After lunch, plan to spend an afternoon at:
3. Schönbrunn Palace
This was the baroque summer palace of the Habsburgs. Built between 1696 and 1730, it contains a staggering 1,441 rooms. Empress Maria Theresa and her 16 children left the greatest impact on the palace. Franz Josef I, who was born in the palace and reigned for 68 years, was the last emperor to live here. The greatest attraction are the stunning State Apartments, followed by the Gloriette, a marble summerhouse, and the palace's Imperial Gardens.
Take A Break -- To the west of Gloriette lies Tiroler House, Schönbrunner Schlosspark (no phone). This was the favorite retreat of the Empress Elilsabeth, but today is a small restaurant and cafe. It's actually open in fair weather but may close in heavy rains.

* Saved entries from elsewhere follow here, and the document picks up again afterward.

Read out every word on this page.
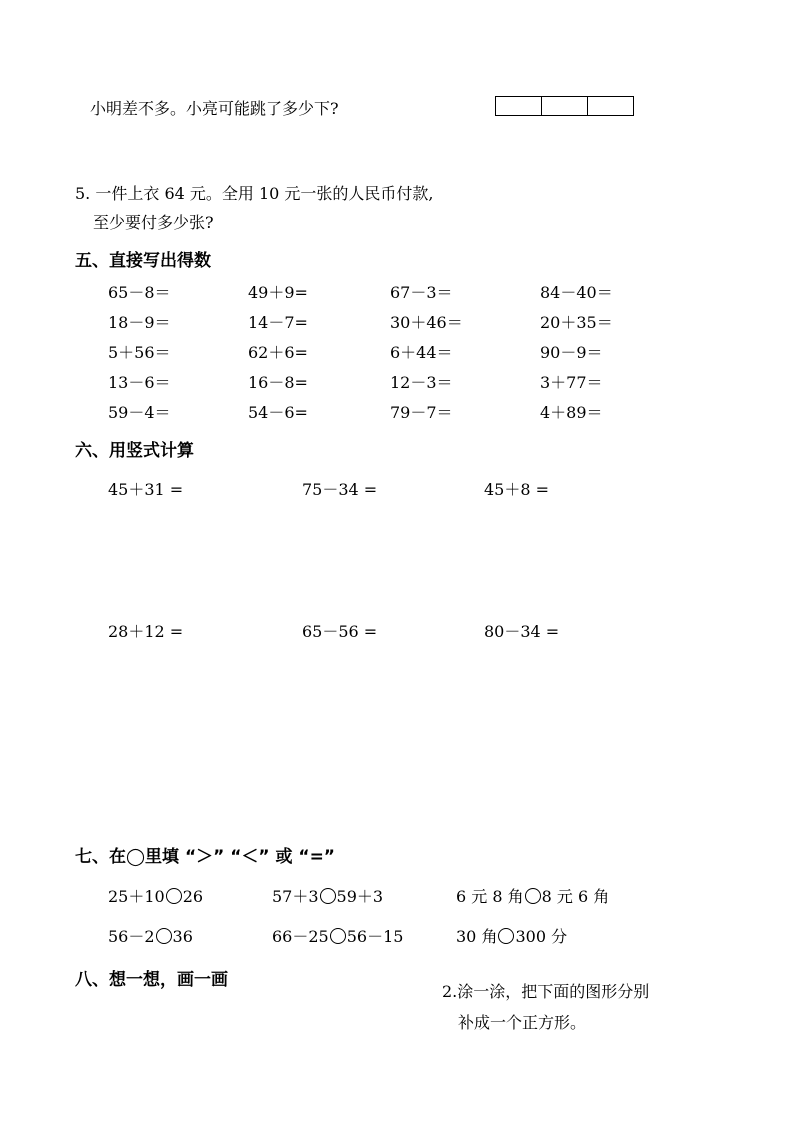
小明差不多。小亮可能跳了多少下?
5. 一件上衣 64 元。全用 10 元一张的人民币付款,
至少要付多少张?
五、直接写出得数
65－8＝	49＋9=	67－3＝	84－40＝
18－9＝	14－7=	30＋46＝	20＋35＝
5＋56＝	62＋6=	6＋44＝	90－9＝
13－6＝	16－8=	12－3＝	3＋77＝
59－4＝	54－6=	79－7＝	4＋89＝
六、用竖式计算
45＋31 =	75－34 =	45＋8 =
28＋12 =	65－56 =	80－34 =
七、在◯里填 “＞” “＜” 或 “=”
25＋10 26	57＋3 59＋3	6 元 8 角 8 元 6 角
56－2 36	66－25 56－15	30 角 300 分
八、想一想，画一画
2.涂一涂，把下面的图形分别
补成一个正方形。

For a night of fun and revelry, head for:
4. The Prater
This is the great amusement park of Mitteleuropa. It was opened in 1766 on the former grounds of the Emperor Maximilian II's game preserve. Its most celebrated attraction is its gigantic ferris wheel, originally built in 1896 but reconstructed after allied bombings in 1945. Come here for the most panoramic view of Vienna at night from a distance of 200 feet (60m) high.
Note: This information was accurate when it was published, but can change without notice. Please be sure to confirm all rates and details directly with the companies in question before planning your trip.